Figure 1
Minor allele frequency versus QIDS score. For the Sleep Clinic sample, the rs25702 minor allele frequency (MAF) with its 95% confidence interval range is plotted versus QIDS score ranges. QIDS scores correspond to the following levels of depression: mild (6–10), moderate (11–15), severe (16–20), and very severe (≥21) depression, where patients with scores <6 are not likely depressed and those >20 would usually not be observed in the clinic because they would need hospitalization. The lower the QIDS and the less depression observed, the more likely a patient was to have a minor allele.
Figure 2
QIDS scores for 0, 1, or 2 minor alleles. For the Sleep Clinic sample, the QIDS depression score is plotted (with 95% confidence limits) for zero, one, or two minor alleles in rs25702. Since the sample was largely male, there were only 3 females (less than 1%) with two minor alleles in rs28900, rs25714, or rs25702. The small number with two minor alleles accounted for the large confidence limit in QIDS scores for that group.

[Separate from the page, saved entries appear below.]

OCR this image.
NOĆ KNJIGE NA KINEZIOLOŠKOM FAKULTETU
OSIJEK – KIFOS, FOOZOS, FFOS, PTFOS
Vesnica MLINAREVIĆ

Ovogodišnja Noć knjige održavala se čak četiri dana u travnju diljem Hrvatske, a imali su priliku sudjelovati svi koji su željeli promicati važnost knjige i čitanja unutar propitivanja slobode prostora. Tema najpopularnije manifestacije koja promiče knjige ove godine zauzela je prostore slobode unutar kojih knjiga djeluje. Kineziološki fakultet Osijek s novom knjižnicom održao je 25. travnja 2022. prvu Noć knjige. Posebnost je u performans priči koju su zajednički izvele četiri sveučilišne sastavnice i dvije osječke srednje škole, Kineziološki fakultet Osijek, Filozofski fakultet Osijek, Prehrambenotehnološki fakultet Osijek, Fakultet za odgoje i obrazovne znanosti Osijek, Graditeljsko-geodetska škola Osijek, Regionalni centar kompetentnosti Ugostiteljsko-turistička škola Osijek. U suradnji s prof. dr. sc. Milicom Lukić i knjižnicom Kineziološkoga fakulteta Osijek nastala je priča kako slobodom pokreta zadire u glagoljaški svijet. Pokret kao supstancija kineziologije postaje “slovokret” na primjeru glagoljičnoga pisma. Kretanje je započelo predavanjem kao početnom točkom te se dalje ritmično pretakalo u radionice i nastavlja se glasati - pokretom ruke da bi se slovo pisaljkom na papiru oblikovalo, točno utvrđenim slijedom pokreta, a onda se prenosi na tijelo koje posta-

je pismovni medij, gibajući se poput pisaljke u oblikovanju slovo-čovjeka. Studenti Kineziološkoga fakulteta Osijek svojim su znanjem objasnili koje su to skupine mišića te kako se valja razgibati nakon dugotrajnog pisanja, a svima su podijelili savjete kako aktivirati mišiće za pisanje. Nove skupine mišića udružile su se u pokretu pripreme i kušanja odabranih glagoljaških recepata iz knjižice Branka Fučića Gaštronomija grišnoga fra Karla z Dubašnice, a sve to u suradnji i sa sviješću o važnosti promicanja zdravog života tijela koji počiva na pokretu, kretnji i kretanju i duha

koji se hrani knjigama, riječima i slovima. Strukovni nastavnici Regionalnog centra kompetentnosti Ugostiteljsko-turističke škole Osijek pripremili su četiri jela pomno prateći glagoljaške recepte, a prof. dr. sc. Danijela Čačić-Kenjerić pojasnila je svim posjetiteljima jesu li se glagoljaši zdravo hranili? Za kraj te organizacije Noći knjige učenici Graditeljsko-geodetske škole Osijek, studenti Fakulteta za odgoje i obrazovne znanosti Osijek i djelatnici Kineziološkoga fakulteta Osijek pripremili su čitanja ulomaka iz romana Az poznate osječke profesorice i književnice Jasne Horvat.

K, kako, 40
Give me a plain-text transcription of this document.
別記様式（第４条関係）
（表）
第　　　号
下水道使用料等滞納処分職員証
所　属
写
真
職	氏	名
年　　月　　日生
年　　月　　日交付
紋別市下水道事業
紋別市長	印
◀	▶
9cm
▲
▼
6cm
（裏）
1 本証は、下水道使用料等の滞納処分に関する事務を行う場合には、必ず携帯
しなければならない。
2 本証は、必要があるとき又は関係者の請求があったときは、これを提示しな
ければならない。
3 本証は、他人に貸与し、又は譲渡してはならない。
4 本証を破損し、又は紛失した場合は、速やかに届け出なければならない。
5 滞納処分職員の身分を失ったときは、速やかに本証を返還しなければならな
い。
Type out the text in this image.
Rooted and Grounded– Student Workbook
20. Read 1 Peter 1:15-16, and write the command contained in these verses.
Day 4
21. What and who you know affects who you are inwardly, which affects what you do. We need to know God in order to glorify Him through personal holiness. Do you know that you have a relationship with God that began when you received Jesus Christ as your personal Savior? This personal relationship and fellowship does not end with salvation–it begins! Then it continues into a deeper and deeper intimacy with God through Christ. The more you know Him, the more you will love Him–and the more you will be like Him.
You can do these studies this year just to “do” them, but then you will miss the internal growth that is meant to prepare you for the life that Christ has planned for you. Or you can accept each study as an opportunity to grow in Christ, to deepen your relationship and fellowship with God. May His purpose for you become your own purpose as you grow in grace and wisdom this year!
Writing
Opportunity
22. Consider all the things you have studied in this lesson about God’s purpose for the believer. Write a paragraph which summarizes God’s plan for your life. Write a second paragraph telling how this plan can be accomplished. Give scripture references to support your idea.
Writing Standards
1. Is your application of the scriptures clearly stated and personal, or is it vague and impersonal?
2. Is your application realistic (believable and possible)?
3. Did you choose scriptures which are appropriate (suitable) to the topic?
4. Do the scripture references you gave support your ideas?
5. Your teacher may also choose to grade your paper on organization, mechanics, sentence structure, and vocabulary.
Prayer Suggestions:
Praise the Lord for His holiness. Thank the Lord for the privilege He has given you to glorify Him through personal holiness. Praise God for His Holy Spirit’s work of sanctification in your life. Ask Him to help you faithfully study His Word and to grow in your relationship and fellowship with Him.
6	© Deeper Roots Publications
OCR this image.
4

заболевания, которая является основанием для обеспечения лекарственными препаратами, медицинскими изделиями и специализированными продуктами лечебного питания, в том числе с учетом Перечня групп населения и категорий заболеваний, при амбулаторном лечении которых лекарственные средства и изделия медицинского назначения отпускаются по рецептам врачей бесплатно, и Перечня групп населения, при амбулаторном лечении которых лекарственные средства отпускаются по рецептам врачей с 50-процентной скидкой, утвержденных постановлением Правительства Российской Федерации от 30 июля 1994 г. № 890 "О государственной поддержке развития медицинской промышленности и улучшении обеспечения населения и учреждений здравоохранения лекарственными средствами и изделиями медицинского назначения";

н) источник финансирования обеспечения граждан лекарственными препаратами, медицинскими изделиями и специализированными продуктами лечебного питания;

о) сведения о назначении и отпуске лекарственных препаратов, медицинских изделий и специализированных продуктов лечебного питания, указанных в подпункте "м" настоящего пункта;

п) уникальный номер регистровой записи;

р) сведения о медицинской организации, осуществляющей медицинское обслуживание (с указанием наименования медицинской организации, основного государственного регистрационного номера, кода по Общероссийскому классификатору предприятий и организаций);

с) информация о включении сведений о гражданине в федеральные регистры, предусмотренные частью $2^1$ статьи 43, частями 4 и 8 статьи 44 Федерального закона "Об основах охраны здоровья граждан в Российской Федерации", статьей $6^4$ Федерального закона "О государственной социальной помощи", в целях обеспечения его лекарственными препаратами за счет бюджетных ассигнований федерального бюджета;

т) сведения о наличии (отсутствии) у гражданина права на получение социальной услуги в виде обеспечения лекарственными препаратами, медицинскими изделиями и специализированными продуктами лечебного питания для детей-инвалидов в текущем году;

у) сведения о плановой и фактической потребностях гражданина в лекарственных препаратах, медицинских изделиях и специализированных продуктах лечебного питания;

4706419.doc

It appeared that women with one or two minor alleles had averaged about the same QIDS score, suggesting a dominant trait associated with lower QIDS score.
Figure 3
Q-Q plot for Sleep Clinic SNPs. The ranked observed and randomly-expected linear regression probabilities (P values) are plotted for the Sleep Clinic SNPs on a negative log10 scale. Higher values indicate smaller P values with greater significance. The three upper SNPs (from left to right) are FMR1 rs28900, rs25714, and rs25702. The red line indicates the expected trend were there no genomic inflation.
Figure 4
Stratified Q-Q plot for SNPs Associated with QIDS-SR. For SNP association with QIDS-SR, the ranked observed meta-analysis probabilities (P values) are plotted versus the expected probabilities. The scale is –log10(P), so that points above and to the right represent more significant (i.e. smaller) P values. Unlike Figure 3, only the 614 SNPs are plotted for which meta-analysis P values were available both for the QIDS-SR (Additional file 1, worksheet 1) and for DSPS classification in a dominant logistic genetic model. The P values for QIDS-SR association are stratified by whether the association of that SNP with DSPS was nominally significant (P<0.05). The expectation for 614 SNPs with random association is plotted in the black dashed line. Since the distance of the most deviant p values for PDSPS<0.05 (red line) is approximately 1 log unit from the random expectation (black dotted line) and from the line for PDSPS>0.05 (blue line), one may estimate that the probability of false discovery of pleiotropy for the most significant SNPs was ~0.10. FMR1 SNPs were not included in Figure 4 because the dominant model could not be computed for this part of the X chromosome, but no FMR1 SNP was significantly associated with DSPS in an additive model.